C'est étonnant qu'on ait pu se procurer tout ça... Je veux dire, autant de matériel ne pourrait-il pas être louche aux yeux de l'état ? Après, je sais qu'il existe des moyens pour se procurer des armes à feu sans que personne ne le sache... J'espère juste que Witz et nous-même n'allions pas avoir de problèmes à cause de ça.

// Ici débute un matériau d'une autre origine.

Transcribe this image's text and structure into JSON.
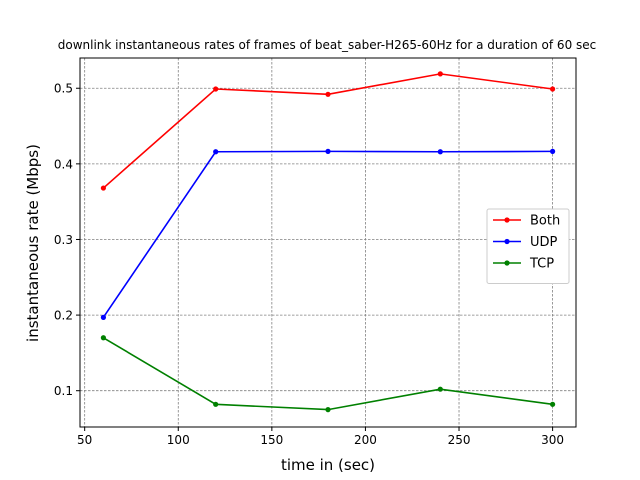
{
  "chart_data": {
    "type": "line",
    "title": "downlink instantaneous rates of frames of beat_saber-H265-60Hz for a duration of 60 sec",
    "xlabel": "time in (sec)",
    "ylabel": "instantaneous rate (Mbps)",
    "xlim": [
      47.5,
      312.5
    ],
    "ylim": [
      0.052,
      0.54
    ],
    "xticks": [
      50,
      100,
      150,
      200,
      250,
      300
    ],
    "yticks": [
      0.1,
      0.2,
      0.3,
      0.4,
      0.5
    ],
    "grid": true,
    "legend_position": "center-right",
    "x": [
      60,
      120,
      180,
      240,
      300
    ],
    "series": [
      {
        "name": "Both",
        "color": "#ff0000",
        "values": [
          0.368,
          0.499,
          0.492,
          0.519,
          0.499
        ]
      },
      {
        "name": "UDP",
        "color": "#0000ff",
        "values": [
          0.197,
          0.416,
          0.4165,
          0.416,
          0.4165
        ]
      },
      {
        "name": "TCP",
        "color": "#008000",
        "values": [
          0.17,
          0.082,
          0.075,
          0.102,
          0.082
        ]
      }
    ]
  }
}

Donc sur ces trois mois, nous avions pu commencer à travailler dès la seconde semaine. Xenthores et moi-même étant peu expérimentés, les choses allaient très lentement... J'appelai notre informaticien, qui nous passa un peu de soutien logistique, mais pour le moment il ne pouvait pas faire grand-chose. Pour qu'il y mette du sien, le mieux c'était d'attendre que la machine soit terminée au trois quart, donc évidemment nous ne pouvions pas encore solliciter son aide. Quoi qu'il arrive, ce genre de machine a besoin d'un peu de programmation.
Les jours passaient, et ma concentration ne devenait que plus forte. Je mâchonnai des cure-dents plus que jamais ; généralement, avant d'aller manger, je devais me gargariser pour enlever toutes les échardes humides, restes écrasés de ces petits bâtonnets pointus, qui s'étaient infiltrés entre mes dents.
Un certain temps après le début des travaux, je dénichai une boutique qui vendait encore des petits bâtons de réglisse. C'est à ce magasin que je me réapprovisionnai de manière hebdomadaire en trucs à mastiquer ; des bâtons de réglisse, c'est sain et bien moins dangereux que des cure-dents !
Le temps que les derniers matériaux arrivent, je crois que notre progression n'était pas bien grande... Nous avions composé les systèmes principaux, tout au plus. Le gros problème vient de neuf pièces que nous n'avions pu nous procurer : même avec les plans à l'appui, personne n'a l'air d'avoir entendu parler de tels systèmes. Basiquement, c'étaient neuf structures (dont six identiques) de dix centimètres cube de volume chacune, composés d'appareils plutôt mystérieux... Comme personne ne voulait les faire à notre place, il fallut les créer nous-même de A à Z, ce qui prit BEAUCOUP de temps.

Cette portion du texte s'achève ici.